And that was where his brilliant contribution to the evening ended. Because he turned, saw Savage (and friends), and literally stopped mid-word.
Me
MEGAN HE JUST
Megan
What??
Me
I CAN’T EVEN
Megan
USE YOUR WORDS
Me
THERE ARE NO WORDS
Megan
That bad?
Me
That GOOD
Megan
I’m calling Brad.
Me
DON’T YOU DARE
Here’s the thing about seeing someone go from “hot neighbour who drinks almond milk” to “man who could end your whole existence without blinking”—it does things to you. Inconvenient things. Inappropriate-thoughts-in-front-of-co-workers things. If The Wine Club had seen him, they would’ve upgraded their theory from “undercover romance novel research” to “definitely some kind of sexy vigilante situation.”
Savage didn’t raise his voice. Didn’t move. Just stood there, head slightly tilted, looking at the guy like he was deciding between various options, none of which ended well for Drunk Guy.
“Right,” said Drunk Guy, suddenly the most sober person in Brisbane. “I was just leaving.”
“Good choice.”
The bartender got a nod. Drunk Guy got an escort to the door (courtesy of Savage’s friends). And I got . . . that look. The “I know you’re watching me” look. The “yes, I just handled that without breaking a sweat” look. The “we’re still not finished” look.

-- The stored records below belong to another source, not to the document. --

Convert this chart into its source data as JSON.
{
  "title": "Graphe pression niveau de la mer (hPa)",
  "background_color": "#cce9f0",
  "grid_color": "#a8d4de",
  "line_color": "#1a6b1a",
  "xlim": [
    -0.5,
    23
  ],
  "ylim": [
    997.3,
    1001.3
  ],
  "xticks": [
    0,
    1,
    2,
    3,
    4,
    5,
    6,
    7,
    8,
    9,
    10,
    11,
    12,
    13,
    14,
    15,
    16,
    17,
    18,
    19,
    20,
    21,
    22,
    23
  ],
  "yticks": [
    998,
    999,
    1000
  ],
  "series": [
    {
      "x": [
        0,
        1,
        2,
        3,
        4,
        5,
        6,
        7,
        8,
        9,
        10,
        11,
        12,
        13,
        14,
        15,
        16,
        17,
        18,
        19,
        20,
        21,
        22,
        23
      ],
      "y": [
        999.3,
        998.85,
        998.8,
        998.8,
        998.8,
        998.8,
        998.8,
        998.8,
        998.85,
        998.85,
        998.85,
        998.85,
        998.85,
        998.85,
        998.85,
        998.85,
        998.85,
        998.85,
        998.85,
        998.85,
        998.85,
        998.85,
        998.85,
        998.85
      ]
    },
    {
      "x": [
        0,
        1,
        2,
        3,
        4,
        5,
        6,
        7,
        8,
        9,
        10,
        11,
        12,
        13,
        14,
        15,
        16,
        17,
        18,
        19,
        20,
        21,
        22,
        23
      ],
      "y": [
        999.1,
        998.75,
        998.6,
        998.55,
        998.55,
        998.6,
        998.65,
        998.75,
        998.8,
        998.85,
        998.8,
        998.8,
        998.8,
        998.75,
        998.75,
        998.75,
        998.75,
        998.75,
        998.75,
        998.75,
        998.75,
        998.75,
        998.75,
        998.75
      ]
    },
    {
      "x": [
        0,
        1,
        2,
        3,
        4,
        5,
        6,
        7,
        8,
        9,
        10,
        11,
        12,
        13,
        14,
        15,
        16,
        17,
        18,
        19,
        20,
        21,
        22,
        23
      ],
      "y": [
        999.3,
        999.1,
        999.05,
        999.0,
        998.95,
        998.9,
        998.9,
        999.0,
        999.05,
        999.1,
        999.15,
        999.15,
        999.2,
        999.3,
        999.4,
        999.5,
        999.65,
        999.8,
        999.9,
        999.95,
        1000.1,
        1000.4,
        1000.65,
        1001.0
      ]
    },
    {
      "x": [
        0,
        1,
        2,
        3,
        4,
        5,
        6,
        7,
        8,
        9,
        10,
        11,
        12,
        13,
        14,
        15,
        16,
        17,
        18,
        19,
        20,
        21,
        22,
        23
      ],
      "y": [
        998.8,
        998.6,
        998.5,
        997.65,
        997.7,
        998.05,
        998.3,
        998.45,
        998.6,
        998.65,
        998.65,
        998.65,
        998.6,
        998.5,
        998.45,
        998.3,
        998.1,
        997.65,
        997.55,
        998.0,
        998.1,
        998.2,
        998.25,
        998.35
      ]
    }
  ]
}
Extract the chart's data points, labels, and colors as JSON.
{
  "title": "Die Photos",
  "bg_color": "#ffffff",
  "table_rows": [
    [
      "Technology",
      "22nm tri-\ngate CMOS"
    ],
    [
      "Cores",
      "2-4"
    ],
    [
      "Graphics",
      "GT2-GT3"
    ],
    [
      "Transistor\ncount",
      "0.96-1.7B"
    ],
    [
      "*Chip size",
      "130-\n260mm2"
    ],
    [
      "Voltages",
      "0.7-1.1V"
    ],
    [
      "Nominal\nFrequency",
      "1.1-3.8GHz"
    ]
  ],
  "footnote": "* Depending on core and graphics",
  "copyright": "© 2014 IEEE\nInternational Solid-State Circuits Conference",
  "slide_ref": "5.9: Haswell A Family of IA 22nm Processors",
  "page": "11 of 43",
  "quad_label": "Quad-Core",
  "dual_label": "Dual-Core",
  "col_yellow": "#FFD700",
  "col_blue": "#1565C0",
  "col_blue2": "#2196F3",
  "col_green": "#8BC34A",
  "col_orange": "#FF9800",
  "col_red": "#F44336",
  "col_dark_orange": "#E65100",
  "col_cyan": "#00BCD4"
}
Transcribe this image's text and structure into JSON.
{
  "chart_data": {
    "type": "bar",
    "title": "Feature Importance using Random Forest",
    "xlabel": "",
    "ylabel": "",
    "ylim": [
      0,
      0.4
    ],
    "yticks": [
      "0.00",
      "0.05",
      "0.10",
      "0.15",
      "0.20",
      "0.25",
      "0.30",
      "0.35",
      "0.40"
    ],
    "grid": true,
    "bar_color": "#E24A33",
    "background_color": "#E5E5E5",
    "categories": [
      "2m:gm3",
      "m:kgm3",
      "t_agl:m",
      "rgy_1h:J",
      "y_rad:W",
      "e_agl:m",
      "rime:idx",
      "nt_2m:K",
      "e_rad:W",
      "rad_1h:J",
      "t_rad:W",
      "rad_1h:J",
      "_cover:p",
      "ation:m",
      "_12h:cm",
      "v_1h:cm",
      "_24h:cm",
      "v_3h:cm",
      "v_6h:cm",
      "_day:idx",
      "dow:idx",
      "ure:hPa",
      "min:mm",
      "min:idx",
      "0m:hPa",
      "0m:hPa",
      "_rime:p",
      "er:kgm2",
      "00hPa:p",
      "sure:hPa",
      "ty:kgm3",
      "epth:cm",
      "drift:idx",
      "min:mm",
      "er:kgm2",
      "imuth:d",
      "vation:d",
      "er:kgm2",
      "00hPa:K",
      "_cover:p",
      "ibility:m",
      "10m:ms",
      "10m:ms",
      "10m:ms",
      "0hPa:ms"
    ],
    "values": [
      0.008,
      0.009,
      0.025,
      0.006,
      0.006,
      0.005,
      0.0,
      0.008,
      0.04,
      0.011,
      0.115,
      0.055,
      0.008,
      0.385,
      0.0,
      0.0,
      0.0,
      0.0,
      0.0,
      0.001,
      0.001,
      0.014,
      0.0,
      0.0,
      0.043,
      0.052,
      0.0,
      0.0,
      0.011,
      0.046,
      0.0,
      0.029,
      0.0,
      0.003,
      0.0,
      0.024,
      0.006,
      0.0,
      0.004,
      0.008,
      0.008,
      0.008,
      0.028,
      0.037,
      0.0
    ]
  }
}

I managed to turn back to my co-workers, who were all staring at me with their mouths open.
“So,” Karen said, “THIS explains why my spreadsheet showed you suggesting The Valley for drinks with a 96% higher enthusiasm rate than your usual ‘rather die than socialise’ response. Tell me, do all the bikers in Brisbane look like that, or did you have insider information about this particular specimen?”
I’m definitely never telling her anything ever again.
Current status: Hiding in the toilet updating this blog, taking a break from trying to explain to my colleagues that no, I don’t actually know Savage that well. Which became significantly harder when he walked past our table ten minutes ago and said, “Evening, darlin’,” like he didn’t just remind everyone in a 5km radius why they call him Savage.